Like much of our city’s oldest historical infrastructure, the Company’s Garden was established in 1952 by the Dutch East India Company or VOC (Vereenigde Oost-Indische Compagnie) as part of the maritime replenishment station based at the Cape. Today this eight-hectare garden is home to more than 8 000 plant species (including the oldest cultivated pear tree in SA, circa 1652) and is one of the city’s best loved attractions.
Stop and smell the roses
Under British colonial rule, the Dutch kitchen-garden layout of this fertile piece of land was overhauled in favour of the Victorian pleasure garden, a style that has been carefully preserved to this day. Wander its various pathways and you’ll come across the water features, koi ponds, aviary and rose garden that are all typical of this era in landscaping. The Garden is also home to a number of statues and war memorials, lending a historical gravitas to its whimsical atmosphere.
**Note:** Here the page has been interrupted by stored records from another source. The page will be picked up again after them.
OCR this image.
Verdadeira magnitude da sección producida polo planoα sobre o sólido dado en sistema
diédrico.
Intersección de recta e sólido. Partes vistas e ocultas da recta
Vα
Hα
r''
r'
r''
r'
Take a stroll along Government Avenue
This broad pedestrian thoroughfare connects the leafy suburb of Gardens to Wale Street in the CBD. A stroll down its shady length takes you past various institutional buildings constructed under British rule during the 19th century, such as the Houses of Parliament and Die Tuynhuys, the president’s residence in Cape Town. Other notable buildings abutting the Garden include the Slave Lodge (now a human-rights-themed museum), the Iziko South African Museum and Planetarium, and the South African National Gallery.
Feed the squirrels
Children will delight in feeding the Garden’s cutest residents, a horde of friendly squirrels that will gently take a proffered peanut from your hand before scurrying up the nearest tree to chatter at you.
Haarlem & Hope
The old tea room has shut up shop and will reopen in October as Haarlem & Hope, serving breakfast, lunch and afternoon tea. The restaurant, run by the popular Madame Zingara Group, takes its name from a Dutch ship, the Nieuwe Haarlem, which ran aground in 1647, eventually leading to Jan van Riebeeck’s decision to set up a replenishment station here.